The ride from Inverness (‘inver’ means ‘end of’ so Inverness translates to at the end of the river Ness) to Orkney was very interesting. The more time we spend with Michael, the more I’m just amazed at his knowledge at anything having to do with Scotland.

On the way to the ferry, we passed through a place called Black Isle. Though it is not an island, it is surrounded on three sides by water almost giving it the illusion that it’s an island. Michael explained to us how it got its name and this story has been my favorite from the trip so far. Apparently, long, long ago there was a dragon that lived on Black Isle (don’t you love it already! Dragons are so cool!). In order to spite the people around him and to keep them from trying to take over his land, the Dragon scorched all the earth—therefore making it black—so that it couldn’t grow any plants and would therefore be less appealing in their eyes. I’m not sure what happened to this Dragon, but after a while its name was reaffirmed. During the plague (aka Black Death) many of the people who were infected were brought to the Black Isle. 

Finally, we got onto our three-hour ferry ride and then arrived at the Orkney Isles. The Orkney Isles aren’t the only islands of Scotland, but they are the most significant (in size).  On the drive to our hostel, we stopped by this bunch of stones. There were about 5 or so of them, some had been weathered and were small and broken, but for the most part they were gigantic! Collectively, they are known as the Standing Stones of Stenness. Some historians think that they were used for ceremonial reasons, but still their existence is mainly shrouded in mystery. Michael told us that they are bigger and older than those in Stonehenge, but since they’re kind of out of the way, no one ever visits therefore no one really knows about them. 
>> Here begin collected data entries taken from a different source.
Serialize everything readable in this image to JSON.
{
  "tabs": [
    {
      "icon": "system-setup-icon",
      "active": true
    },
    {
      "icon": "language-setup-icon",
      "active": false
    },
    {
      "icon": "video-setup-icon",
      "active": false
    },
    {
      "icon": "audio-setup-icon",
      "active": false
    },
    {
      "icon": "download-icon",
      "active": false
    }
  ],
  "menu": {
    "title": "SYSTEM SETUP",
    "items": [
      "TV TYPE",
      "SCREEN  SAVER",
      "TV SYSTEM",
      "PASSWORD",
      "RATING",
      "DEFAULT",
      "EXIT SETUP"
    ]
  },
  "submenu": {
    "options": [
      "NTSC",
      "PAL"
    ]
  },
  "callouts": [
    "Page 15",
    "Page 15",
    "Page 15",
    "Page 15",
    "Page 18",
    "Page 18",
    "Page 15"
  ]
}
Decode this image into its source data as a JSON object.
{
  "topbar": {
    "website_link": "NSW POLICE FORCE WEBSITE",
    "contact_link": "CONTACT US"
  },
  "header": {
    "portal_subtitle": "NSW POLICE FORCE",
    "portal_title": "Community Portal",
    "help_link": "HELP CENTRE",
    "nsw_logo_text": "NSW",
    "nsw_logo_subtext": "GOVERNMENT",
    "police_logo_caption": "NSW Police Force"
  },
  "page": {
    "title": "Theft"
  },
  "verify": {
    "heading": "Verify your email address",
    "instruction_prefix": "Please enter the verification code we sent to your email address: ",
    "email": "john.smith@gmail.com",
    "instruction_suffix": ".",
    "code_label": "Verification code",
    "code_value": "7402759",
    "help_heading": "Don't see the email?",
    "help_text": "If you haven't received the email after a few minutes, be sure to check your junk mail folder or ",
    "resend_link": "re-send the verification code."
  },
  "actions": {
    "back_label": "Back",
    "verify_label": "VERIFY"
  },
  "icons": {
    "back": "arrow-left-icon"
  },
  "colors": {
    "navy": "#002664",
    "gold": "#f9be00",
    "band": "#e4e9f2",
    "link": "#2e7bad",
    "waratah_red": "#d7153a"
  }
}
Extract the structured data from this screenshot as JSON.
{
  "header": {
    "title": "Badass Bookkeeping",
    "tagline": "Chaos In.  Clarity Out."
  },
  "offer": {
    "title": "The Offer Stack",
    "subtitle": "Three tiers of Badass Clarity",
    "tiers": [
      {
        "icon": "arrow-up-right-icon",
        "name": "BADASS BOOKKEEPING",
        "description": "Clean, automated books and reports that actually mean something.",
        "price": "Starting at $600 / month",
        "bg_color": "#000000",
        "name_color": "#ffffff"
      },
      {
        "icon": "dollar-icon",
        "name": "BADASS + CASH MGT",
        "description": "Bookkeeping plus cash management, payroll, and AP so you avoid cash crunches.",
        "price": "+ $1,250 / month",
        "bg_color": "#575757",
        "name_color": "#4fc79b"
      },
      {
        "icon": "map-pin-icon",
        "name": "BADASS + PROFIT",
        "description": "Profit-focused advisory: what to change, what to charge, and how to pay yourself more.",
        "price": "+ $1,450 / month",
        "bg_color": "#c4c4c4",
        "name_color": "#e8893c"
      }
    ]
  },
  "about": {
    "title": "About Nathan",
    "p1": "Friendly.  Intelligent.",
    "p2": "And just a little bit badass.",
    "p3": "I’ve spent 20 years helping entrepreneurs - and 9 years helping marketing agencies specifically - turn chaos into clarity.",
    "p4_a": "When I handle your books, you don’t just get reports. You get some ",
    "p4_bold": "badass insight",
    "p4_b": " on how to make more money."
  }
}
Then we stopped at the little Italian Chapel. Some of the Italian prisoners of war had actually built it by themselves during their seclusion on the Orkney Isles. The architecture and design was really fantastic especially when you consider the harsh times that they were built under. And I really respect that the residents didn’t tear it down during or even after it was built. 

Our hostel was terrible. Benny warned us that after London our lodgings would become more ‘rustic;’ he really wasn’t kidding.